Albion Recorder & Morning Star Columns

Looking Out: Preserves

by Jim Whitehouse

“So what happened then?” I ask Hilly, who’s been telling a story about painting a huge old house one summer when he was in college.

He got to the part about lugging a 40’ ladder up to the front of the house and trying to figure out how to set it up all alone and then just stopped talking.

“It’s too painful a memory to go on,” he says, which is his way of getting me to beg him to finish the story.

“Come on, come on,” I urge. “You can’t stop there.”

“Oh, my aching heart!” he says, clutching his chest. “It was awful. It’s hard enough to put up a 20’ ladder all alone, but 40’?  Impossible. But, I did it.”

“How?” I ask.

“I drank more beer.”

“OK, so you got the ladder set up. What then?” I ask.

“I had to climb up to the very peak of the gable end of the house and scrape and paint, standing on my tiptoes on top of that ladder. It was awful.”

“Did you succeed?” I ask.

“I hadn’t had much sleep, so I was up there hanging on for dear life, painting, when I fell asleep,” he says.

“You fell asleep on top of the ladder?”

“Yes. And I would have fallen, but I had a dream that I was eating an ice cream cone and woke up with the paint brush—and paint—in my mouth,” he says.

“Lead-based paint?” I ask. “It would explain a lot.”

Later in the day I’m telling my beloved wife Marsha and her sister Peg, who is on speaker phone, about Hilly’s paint-brush-in-the-mouth experience.

“I’d never make a mistake like that,” I say.

“Ahem,” says Marsha.

“Ahem?” I reply, intelligently.

“Yes. Ahem.”

“When have I ever…”

“Just yesterday,” she says.

“Yesterday? I wasn’t even painting yesterday,” I say. “Or yesteryear, for that matter.”

“You do remember going to Shifty Cogswell’s house on our way home from the store, don’t you?” she says.

“Sure.
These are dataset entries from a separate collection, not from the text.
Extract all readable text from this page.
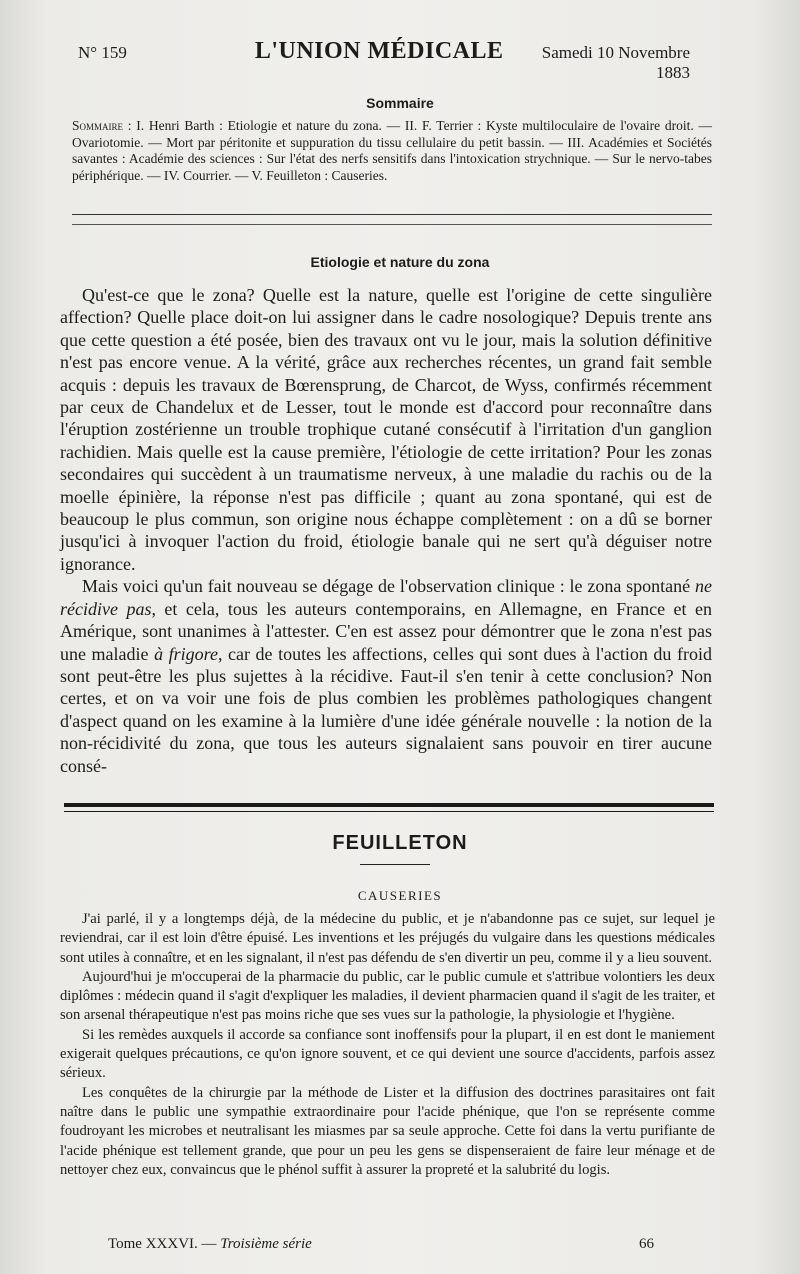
N° 159	L'UNION MÉDICALE	Samedi 10 Novembre 1883
Sommaire
Sommaire : I. Henri Barth : Etiologie et nature du zona. — II. F. Terrier : Kyste multiloculaire de l'ovaire droit. — Ovariotomie. — Mort par péritonite et suppuration du tissu cellulaire du petit bassin. — III. Académies et Sociétés savantes : Académie des sciences : Sur l'état des nerfs sensitifs dans l'intoxication strychnique. — Sur le nervo-tabes périphérique. — IV. Courrier. — V. Feuilleton : Causeries.
Etiologie et nature du zona

Qu'est-ce que le zona? Quelle est la nature, quelle est l'origine de cette singulière affection? Quelle place doit-on lui assigner dans le cadre nosologique? Depuis trente ans que cette question a été posée, bien des travaux ont vu le jour, mais la solution définitive n'est pas encore venue. A la vérité, grâce aux recherches récentes, un grand fait semble acquis : depuis les travaux de Bœrensprung, de Charcot, de Wyss, confirmés récemment par ceux de Chandelux et de Lesser, tout le monde est d'accord pour reconnaître dans l'éruption zostérienne un trouble trophique cutané consécutif à l'irritation d'un ganglion rachidien. Mais quelle est la cause première, l'étiologie de cette irritation? Pour les zonas secondaires qui succèdent à un traumatisme nerveux, à une maladie du rachis ou de la moelle épinière, la réponse n'est pas difficile ; quant au zona spontané, qui est de beaucoup le plus commun, son origine nous échappe complètement : on a dû se borner jusqu'ici à invoquer l'action du froid, étiologie banale qui ne sert qu'à déguiser notre ignorance.

Mais voici qu'un fait nouveau se dégage de l'observation clinique : le zona spontané ne récidive pas, et cela, tous les auteurs contemporains, en Allemagne, en France et en Amérique, sont unanimes à l'attester. C'en est assez pour démontrer que le zona n'est pas une maladie à frigore, car de toutes les affections, celles qui sont dues à l'action du froid sont peut-être les plus sujettes à la récidive. Faut-il s'en tenir à cette conclusion? Non certes, et on va voir une fois de plus combien les problèmes pathologiques changent d'aspect quand on les examine à la lumière d'une idée générale nouvelle : la notion de la non-récidivité du zona, que tous les auteurs signalaient sans pouvoir en tirer aucune consé-

FEUILLETON
CAUSERIES

J'ai parlé, il y a longtemps déjà, de la médecine du public, et je n'abandonne pas ce sujet, sur lequel je reviendrai, car il est loin d'être épuisé. Les inventions et les préjugés du vulgaire dans les questions médicales sont utiles à connaître, et en les signalant, il n'est pas défendu de s'en divertir un peu, comme il y a lieu souvent.

Aujourd'hui je m'occuperai de la pharmacie du public, car le public cumule et s'attribue volontiers les deux diplômes : médecin quand il s'agit d'expliquer les maladies, il devient pharmacien quand il s'agit de les traiter, et son arsenal thérapeutique n'est pas moins riche que ses vues sur la pathologie, la physiologie et l'hygiène.

Si les remèdes auxquels il accorde sa confiance sont inoffensifs pour la plupart, il en est dont le maniement exigerait quelques précautions, ce qu'on ignore souvent, et ce qui devient une source d'accidents, parfois assez sérieux.

Les conquêtes de la chirurgie par la méthode de Lister et la diffusion des doctrines parasitaires ont fait naître dans le public une sympathie extraordinaire pour l'acide phénique, que l'on se représente comme foudroyant les microbes et neutralisant les miasmes par sa seule approche. Cette foi dans la vertu purifiante de l'acide phénique est tellement grande, que pour un peu les gens se dispenseraient de faire leur ménage et de nettoyer chez eux, convaincus que le phénol suffit à assurer la propreté et la salubrité du logis.

Tome XXXVI. — Troisième série	66
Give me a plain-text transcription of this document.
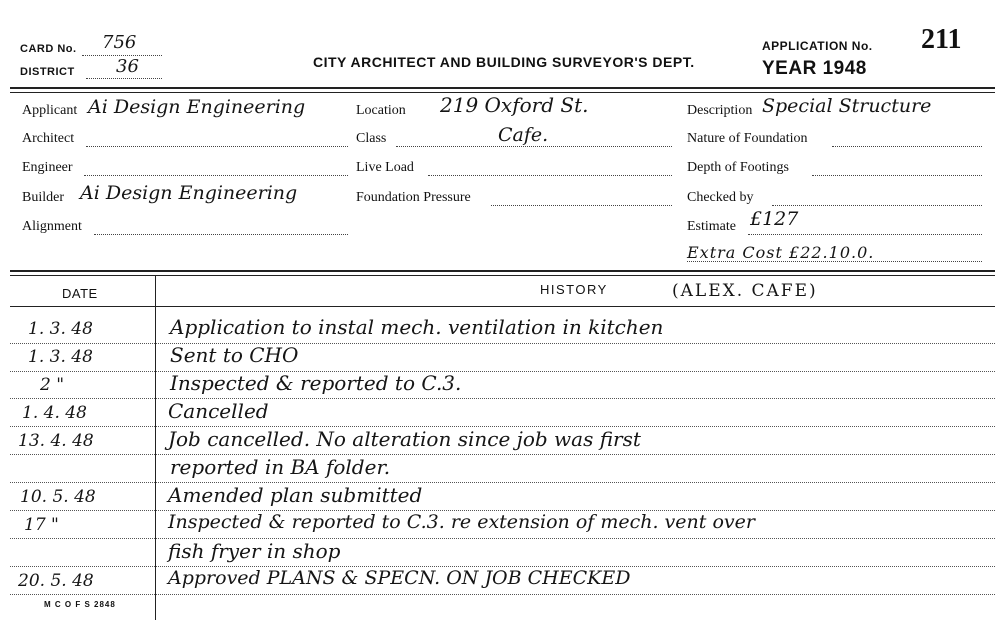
CARD No. 756
DISTRICT 36	CITY ARCHITECT AND BUILDING SURVEYOR'S DEPT.
APPLICATION No. 211
YEAR 1948
Applicant Ai Design Engineering
Architect
Engineer
Builder Ai Design Engineering
Alignment
Location 219 Oxford St.
Class	Cafe.
Live Load
Foundation Pressure
Description Special Structure
Nature of Foundation
Depth of Footings
Checked by
Estimate £127
Extra Cost £22.10.0.
DATE	HISTORY	(ALEX. CAFE)
1. 3. 48	Application to instal mech. ventilation in kitchen
1. 3. 48	Sent to CHO
2 "	Inspected & reported to C.3.
1. 4. 48	Cancelled
13. 4. 48	Job cancelled. No alteration since job was first
reported in BA folder.
10. 5. 48	Amended plan submitted
17 "	Inspected & reported to C.3. re extension of mech. vent over
fish fryer in shop
20. 5. 48	Approved PLANS & SPECN. ON JOB CHECKED
M C O F S 2848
Good old Shifty. He brought you some smoked fish from Charlevoix and we stopped to pick it up,” I say, happy to have a good memory.
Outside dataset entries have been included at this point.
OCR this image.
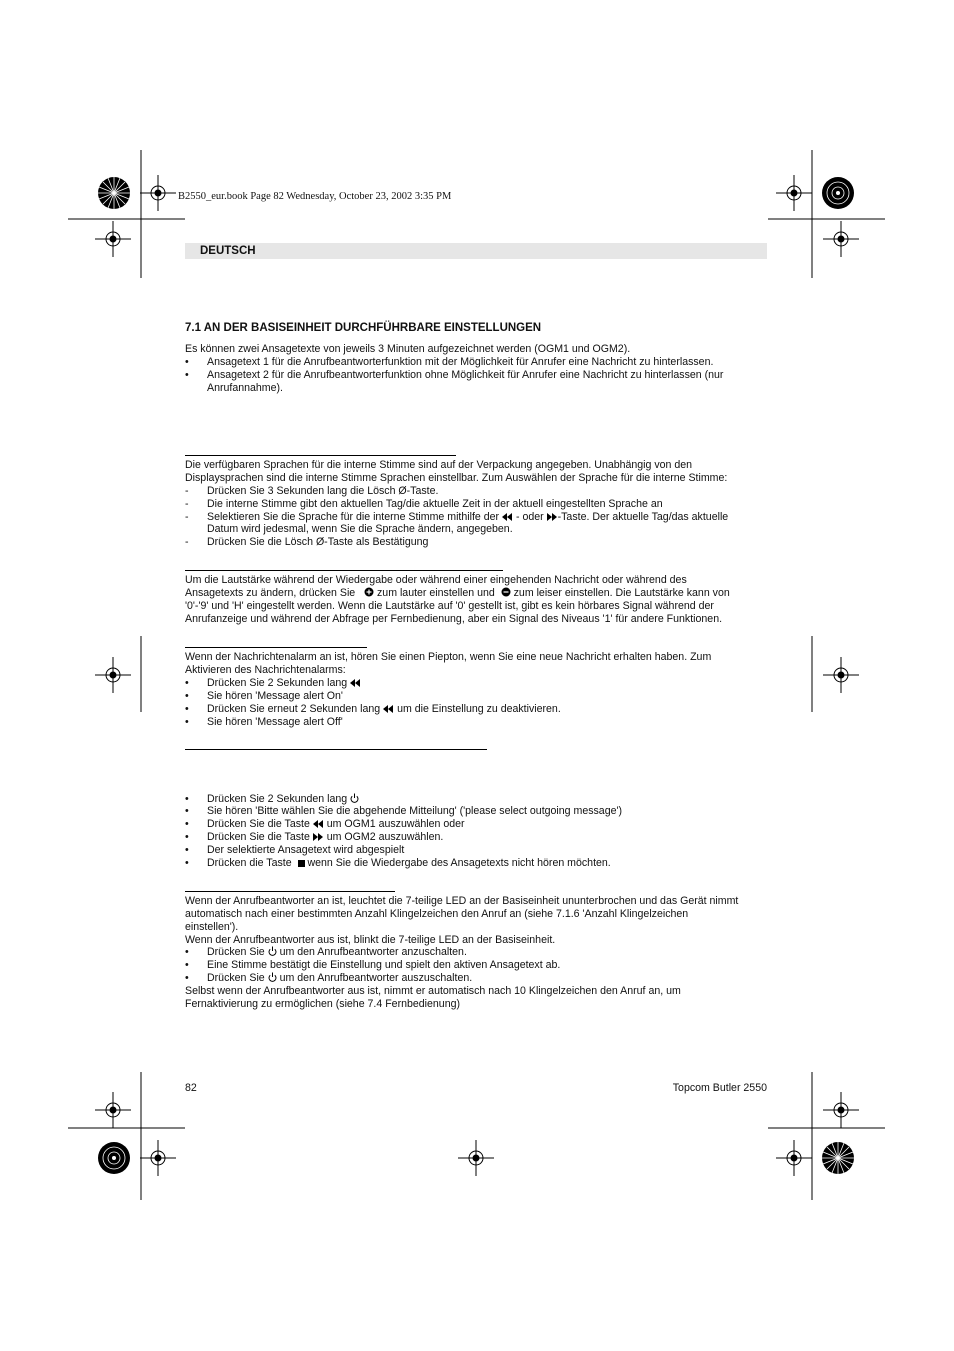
B2550_eur.book Page 82 Wednesday, October 23, 2002 3:35 PM
DEUTSCH
7.1 AN DER BASISEINHEIT DURCHFÜHRBARE EINSTELLUNGEN
Es können zwei Ansagetexte von jeweils 3 Minuten aufgezeichnet werden (OGM1 und OGM2).
• Ansagetext 1 für die Anrufbeantworterfunktion mit der Möglichkeit für Anrufer eine Nachricht zu hinterlassen.
• Ansagetext 2 für die Anrufbeantworterfunktion ohne Möglichkeit für Anrufer eine Nachricht zu hinterlassen (nur
Anrufannahme).
Die verfügbaren Sprachen für die interne Stimme sind auf der Verpackung angegeben. Unabhängig von den
Displaysprachen sind die interne Stimme Sprachen einstellbar. Zum Auswählen der Sprache für die interne Stimme:
- Drücken Sie 3 Sekunden lang die Lösch Ø-Taste.
- Die interne Stimme gibt den aktuellen Tag/die aktuelle Zeit in der aktuell eingestellten Sprache an
- Selektieren Sie die Sprache für die interne Stimme mithilfe der - oder -Taste. Der aktuelle Tag/das aktuelle
Datum wird jedesmal, wenn Sie die Sprache ändern, angegeben.
- Drücken Sie die Lösch Ø-Taste als Bestätigung
Um die Lautstärke während der Wiedergabe oder während einer eingehenden Nachricht oder während des
Ansagetexts zu ändern, drücken Sie zum lauter einstellen und zum leiser einstellen. Die Lautstärke kann von
'0'-'9' und 'H' eingestellt werden. Wenn die Lautstärke auf '0' gestellt ist, gibt es kein hörbares Signal während der
Anrufanzeige und während der Abfrage per Fernbedienung, aber ein Signal des Niveaus '1' für andere Funktionen.
Wenn der Nachrichtenalarm an ist, hören Sie einen Piepton, wenn Sie eine neue Nachricht erhalten haben. Zum
Aktivieren des Nachrichtenalarms:
• Drücken Sie 2 Sekunden lang
• Sie hören 'Message alert On'
• Drücken Sie erneut 2 Sekunden lang um die Einstellung zu deaktivieren.
• Sie hören 'Message alert Off'
• Drücken Sie 2 Sekunden lang
• Sie hören 'Bitte wählen Sie die abgehende Mitteilung' ('please select outgoing message')
• Drücken Sie die Taste um OGM1 auszuwählen oder
• Drücken Sie die Taste um OGM2 auszuwählen.
• Der selektierte Ansagetext wird abgespielt
• Drücken die Taste wenn Sie die Wiedergabe des Ansagetexts nicht hören möchten.
Wenn der Anrufbeantworter an ist, leuchtet die 7-teilige LED an der Basiseinheit ununterbrochen und das Gerät nimmt
automatisch nach einer bestimmten Anzahl Klingelzeichen den Anruf an (siehe 7.1.6 'Anzahl Klingelzeichen
einstellen').
Wenn der Anrufbeantworter aus ist, blinkt die 7-teilige LED an der Basiseinheit.
• Drücken Sie um den Anrufbeantworter anzuschalten.
• Eine Stimme bestätigt die Einstellung und spielt den aktiven Ansagetext ab.
• Drücken Sie um den Anrufbeantworter auszuschalten.
Selbst wenn der Anrufbeantworter aus ist, nimmt er automatisch nach 10 Klingelzeichen den Anruf an, um
Fernaktivierung zu ermöglichen (siehe 7.4 Fernbedienung)
82	Topcom Butler 2550
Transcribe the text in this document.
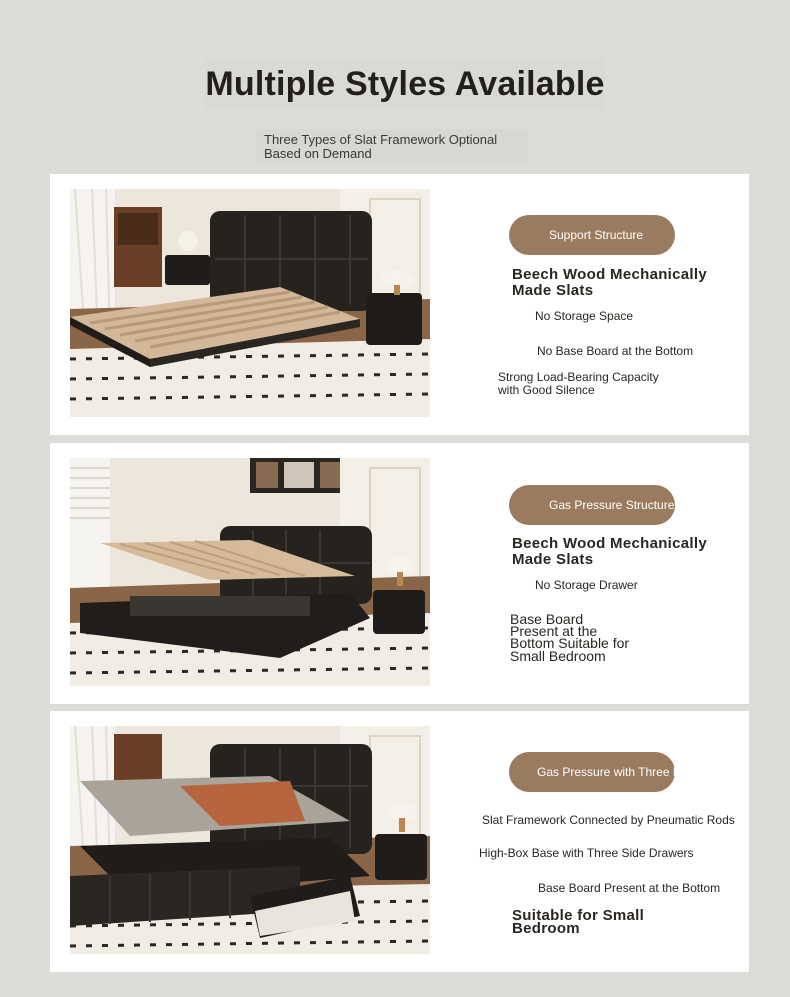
Multiple Styles Available
Three Types of Slat Framework Optional
Based on Demand
Support Structure
Beech Wood Mechanically
Made Slats
No Storage Space
No Base Board at the Bottom
Strong Load-Bearing Capacity
with Good Silence
Gas Pressure Structure
Beech Wood Mechanically
Made Slats
No Storage Drawer
Base Board
Present at the
Bottom Suitable for
Small Bedroom
Gas Pressure with Three Drawers
Slat Framework Connected by Pneumatic Rods
High-Box Base with Three Side Drawers
Base Board Present at the Bottom
Suitable for Small
Bedroom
“Right. But you don’t eat fish,” she says. “So Shifty gave you a jar of raspberry preserves.”

“So much better than fish!” I say.

“Fish is better for you than raspberry preserves,” Peg chimes in.

“Raspberry preserves taste a LOT better,” I say.
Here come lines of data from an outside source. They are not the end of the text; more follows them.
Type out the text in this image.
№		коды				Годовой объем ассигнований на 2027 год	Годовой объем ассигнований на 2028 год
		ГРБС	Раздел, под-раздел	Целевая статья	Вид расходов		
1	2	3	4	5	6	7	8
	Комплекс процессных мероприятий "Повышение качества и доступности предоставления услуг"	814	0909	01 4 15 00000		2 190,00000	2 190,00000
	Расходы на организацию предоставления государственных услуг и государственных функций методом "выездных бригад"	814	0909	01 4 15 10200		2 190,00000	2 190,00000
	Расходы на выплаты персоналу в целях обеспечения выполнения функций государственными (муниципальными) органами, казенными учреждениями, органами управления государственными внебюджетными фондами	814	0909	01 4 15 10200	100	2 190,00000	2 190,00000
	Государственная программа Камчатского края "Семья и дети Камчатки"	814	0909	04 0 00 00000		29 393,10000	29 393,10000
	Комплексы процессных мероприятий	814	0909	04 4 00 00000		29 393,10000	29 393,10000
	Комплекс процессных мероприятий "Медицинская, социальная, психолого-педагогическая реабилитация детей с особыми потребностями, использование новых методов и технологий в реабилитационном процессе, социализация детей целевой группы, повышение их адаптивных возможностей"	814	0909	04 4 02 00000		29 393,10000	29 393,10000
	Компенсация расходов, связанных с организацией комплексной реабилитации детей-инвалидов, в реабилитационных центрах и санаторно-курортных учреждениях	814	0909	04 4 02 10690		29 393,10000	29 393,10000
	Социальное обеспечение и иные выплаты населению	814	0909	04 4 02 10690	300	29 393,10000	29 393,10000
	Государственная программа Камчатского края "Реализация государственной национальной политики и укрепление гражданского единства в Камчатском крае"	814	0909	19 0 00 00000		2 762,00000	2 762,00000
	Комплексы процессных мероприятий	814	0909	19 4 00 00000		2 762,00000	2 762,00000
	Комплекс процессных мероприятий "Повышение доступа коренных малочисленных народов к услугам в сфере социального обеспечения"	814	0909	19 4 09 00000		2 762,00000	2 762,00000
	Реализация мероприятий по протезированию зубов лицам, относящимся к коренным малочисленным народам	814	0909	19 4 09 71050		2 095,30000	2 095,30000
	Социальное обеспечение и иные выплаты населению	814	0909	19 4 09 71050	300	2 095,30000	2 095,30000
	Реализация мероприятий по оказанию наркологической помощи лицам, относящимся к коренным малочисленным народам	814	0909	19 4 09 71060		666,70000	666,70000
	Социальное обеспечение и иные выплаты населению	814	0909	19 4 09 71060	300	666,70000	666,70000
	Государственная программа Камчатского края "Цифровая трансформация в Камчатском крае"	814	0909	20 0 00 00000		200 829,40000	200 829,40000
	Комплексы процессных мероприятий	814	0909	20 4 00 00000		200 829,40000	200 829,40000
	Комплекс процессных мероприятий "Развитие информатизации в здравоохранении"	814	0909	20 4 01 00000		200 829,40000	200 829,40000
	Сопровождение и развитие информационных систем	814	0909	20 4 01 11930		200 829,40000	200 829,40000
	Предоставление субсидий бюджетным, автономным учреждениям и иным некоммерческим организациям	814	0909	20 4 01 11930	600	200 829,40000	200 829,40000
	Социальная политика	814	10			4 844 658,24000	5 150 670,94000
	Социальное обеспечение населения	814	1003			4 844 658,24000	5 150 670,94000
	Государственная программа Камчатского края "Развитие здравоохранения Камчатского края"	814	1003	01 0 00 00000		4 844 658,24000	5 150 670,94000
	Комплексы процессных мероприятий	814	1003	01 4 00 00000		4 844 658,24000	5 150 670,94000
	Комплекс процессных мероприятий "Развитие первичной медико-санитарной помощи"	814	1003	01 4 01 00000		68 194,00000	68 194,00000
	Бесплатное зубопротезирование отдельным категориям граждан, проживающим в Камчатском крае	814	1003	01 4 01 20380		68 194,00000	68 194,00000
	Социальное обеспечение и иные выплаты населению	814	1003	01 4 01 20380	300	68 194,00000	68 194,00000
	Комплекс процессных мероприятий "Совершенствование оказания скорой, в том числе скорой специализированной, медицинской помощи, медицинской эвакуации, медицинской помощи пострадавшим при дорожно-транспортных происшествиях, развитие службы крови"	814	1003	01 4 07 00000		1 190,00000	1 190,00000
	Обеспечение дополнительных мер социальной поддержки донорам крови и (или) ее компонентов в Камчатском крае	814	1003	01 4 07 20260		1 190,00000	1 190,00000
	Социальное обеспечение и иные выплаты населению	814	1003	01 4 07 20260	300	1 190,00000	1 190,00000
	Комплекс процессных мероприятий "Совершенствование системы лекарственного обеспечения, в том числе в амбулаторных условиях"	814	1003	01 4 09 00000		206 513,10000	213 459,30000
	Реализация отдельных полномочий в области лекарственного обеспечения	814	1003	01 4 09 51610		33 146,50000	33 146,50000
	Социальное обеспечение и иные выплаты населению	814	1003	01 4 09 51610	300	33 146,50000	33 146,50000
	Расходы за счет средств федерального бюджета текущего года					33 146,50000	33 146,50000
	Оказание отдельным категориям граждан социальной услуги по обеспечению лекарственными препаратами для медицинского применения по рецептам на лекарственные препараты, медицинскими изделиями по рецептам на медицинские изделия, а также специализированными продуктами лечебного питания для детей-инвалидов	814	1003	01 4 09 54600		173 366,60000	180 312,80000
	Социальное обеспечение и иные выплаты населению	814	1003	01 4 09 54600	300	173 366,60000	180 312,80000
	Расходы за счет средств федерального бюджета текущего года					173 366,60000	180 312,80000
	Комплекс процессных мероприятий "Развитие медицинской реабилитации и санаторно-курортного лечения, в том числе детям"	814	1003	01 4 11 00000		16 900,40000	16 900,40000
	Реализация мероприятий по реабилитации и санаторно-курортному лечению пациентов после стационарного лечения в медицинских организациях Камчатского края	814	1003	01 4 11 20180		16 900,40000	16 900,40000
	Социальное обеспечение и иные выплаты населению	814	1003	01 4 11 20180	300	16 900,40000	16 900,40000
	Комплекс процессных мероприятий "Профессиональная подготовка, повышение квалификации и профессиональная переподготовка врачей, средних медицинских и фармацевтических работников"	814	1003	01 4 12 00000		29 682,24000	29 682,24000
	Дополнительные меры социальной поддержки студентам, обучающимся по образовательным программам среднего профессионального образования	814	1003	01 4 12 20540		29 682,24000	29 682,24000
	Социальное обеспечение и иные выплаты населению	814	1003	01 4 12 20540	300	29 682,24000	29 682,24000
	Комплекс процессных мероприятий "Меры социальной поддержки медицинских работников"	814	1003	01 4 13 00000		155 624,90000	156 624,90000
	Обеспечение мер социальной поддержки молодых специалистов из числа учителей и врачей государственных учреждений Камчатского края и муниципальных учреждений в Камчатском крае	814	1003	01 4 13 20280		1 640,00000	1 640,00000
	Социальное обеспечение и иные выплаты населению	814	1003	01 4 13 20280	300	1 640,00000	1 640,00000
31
“Do you remember what happened when we got in the car to leave his house?” says Marsha.

“No, I don’t,” I lie. “I have no recollection of that at all.”

“OK, what happened?” asks Peg.

“Shhh!” I say to Marsha, but she’s not to be stopped.

“The gearshift in our car is a palm-sized round knob on the center console. You just twist it to select the proper gear,” says Marsha.

“Ours is the same,” says Peg.

“Well, Jim started the car in Shifty’s driveway, reached down, put it in reverse and gave it a little gas.  Nothing happened,” says Marsha.

“Why not?” asks Peg.

“Jim didn’t know what was wrong, so he kept twisting that knob, trying to find the right gear, but the car still didn’t move.”

“Huh,” says Peg. “How odd.”

“Yes, he is.”

“She meant the car,” I mutter.

“No, I didn’t,” says Peg.

“The problem finally resolved itself,” says Marsha. “Eventually, after twisting that knob back and forth a dozen times, Jim finally looked down to see what was going on.”

“And what was going on?” asks Peg.

“He was twisting the jelly jar in the cup holder next to the gearshift knob.”